14 habits of mindI can easily imagine an integrated music curriculum built atop these same principles, that would begin with the most basic symbolic alternatives for music (neumes, notes, numbers, and/or shapes), and which would continue through rhythm, melody and harmony, eventually leading to sections on species counterpoint, tunings, Bach-style chorale harmonization, pitch-class set analysis, orchestration, and/or other “advanced” topics. Speaking as a composer and theorist who suffered through traditional topics such as harmony and counterpoint, taught as isolated islands of boring pre-requisites by uninterested university profs, these subjects deserve to be presented as integrated whole! They are as intimately related to each other as are arithmetic, logic, geometry, trig, and algebra.
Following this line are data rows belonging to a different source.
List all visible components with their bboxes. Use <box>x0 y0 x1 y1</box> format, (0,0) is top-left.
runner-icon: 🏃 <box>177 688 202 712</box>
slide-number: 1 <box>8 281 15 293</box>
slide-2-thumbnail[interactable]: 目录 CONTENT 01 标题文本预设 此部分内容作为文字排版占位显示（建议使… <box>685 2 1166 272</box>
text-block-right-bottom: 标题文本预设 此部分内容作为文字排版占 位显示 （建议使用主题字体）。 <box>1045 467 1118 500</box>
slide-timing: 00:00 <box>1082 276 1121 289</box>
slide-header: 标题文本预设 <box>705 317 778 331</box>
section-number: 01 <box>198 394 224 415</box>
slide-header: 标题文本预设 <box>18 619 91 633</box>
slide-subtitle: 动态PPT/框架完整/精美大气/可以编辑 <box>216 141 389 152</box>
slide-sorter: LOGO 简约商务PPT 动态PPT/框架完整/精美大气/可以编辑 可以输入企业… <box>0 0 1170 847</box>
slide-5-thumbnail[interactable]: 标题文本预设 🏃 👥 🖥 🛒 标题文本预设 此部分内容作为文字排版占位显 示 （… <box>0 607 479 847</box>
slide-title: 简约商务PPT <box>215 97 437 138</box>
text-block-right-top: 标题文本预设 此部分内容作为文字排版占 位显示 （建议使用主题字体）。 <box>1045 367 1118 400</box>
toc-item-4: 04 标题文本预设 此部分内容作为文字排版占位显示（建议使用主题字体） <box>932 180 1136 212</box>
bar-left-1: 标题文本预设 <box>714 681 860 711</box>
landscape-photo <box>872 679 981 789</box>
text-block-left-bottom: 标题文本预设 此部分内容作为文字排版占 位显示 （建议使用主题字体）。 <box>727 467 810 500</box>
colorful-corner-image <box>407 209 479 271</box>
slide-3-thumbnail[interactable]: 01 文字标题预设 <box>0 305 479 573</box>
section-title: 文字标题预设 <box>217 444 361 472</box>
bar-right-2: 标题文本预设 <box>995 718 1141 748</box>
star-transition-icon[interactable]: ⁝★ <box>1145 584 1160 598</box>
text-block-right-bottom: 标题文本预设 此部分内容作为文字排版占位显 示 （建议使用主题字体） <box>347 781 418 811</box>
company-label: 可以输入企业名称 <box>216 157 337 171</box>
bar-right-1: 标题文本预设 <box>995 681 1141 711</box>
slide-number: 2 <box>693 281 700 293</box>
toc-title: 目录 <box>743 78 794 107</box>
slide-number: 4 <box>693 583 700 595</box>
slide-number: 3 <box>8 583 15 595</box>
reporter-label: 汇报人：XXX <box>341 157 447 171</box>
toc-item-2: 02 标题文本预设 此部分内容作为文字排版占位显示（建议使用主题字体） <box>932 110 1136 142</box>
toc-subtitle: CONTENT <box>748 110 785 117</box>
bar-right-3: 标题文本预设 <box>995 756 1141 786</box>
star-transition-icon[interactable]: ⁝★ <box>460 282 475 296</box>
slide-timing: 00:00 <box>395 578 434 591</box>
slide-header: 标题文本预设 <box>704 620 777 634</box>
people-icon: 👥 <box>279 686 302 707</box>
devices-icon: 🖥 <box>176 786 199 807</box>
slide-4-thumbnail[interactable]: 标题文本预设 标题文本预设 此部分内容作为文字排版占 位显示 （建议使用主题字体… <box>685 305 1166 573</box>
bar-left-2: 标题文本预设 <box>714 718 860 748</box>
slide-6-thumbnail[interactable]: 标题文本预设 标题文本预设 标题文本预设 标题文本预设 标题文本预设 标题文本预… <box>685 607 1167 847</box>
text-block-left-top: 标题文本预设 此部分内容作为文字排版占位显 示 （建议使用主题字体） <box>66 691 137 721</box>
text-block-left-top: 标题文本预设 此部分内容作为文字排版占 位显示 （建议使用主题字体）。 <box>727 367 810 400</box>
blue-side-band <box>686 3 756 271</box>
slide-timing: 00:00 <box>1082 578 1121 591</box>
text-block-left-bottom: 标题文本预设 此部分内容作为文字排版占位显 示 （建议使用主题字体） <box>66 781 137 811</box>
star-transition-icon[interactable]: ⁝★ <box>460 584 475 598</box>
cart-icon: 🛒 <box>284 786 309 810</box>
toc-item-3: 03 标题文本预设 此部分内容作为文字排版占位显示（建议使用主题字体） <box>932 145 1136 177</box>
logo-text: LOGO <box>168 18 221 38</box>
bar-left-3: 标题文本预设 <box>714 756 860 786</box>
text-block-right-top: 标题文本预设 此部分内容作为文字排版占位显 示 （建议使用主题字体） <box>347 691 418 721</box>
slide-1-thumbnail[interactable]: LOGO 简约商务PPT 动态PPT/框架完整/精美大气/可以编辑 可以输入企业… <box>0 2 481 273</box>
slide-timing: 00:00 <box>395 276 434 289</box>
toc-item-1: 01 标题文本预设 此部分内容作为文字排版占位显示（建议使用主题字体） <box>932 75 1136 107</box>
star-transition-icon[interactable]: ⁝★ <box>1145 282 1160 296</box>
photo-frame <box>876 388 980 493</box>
My real question: could you sneak music into the mainline examples of a math class such as that of the Park School? I believe that in the hands of a math teacher who was also a musician, the answer would be yes. Symbolic thinking could certainly be imaginatively illustrated using simplified notations of pitch or rhythm (the global staff-based notation of western notation versus the localized neighborhoods found in Byzantine scores, for example). Set theory and discrete math could be made very concrete by using sets of pitches, or positions in a rhythmic pattern. Logic could be clearly demonstrated using simple two voice counterpoint. And on, and on.

I’d even go as far as to speculate that concepts like the law of sines in trigonometry might be demonstrated and/or generalized using the concept of musical interval and triads. (Such a demonstration could also be used to introduce the salubrious notion of commensurability, via tuning.) After all, what is a musical interval or a time signature but a ratio? A ratio, which is the entity that forms the backbone of mathematical tools such as rational numbers, the notion of metric, cross-ratio invariance, homogenous coordinates and a zillion other useful gizmos.

Math and music. They really do have a lot in common. Thanks to the teachers at the Park School for reminding me.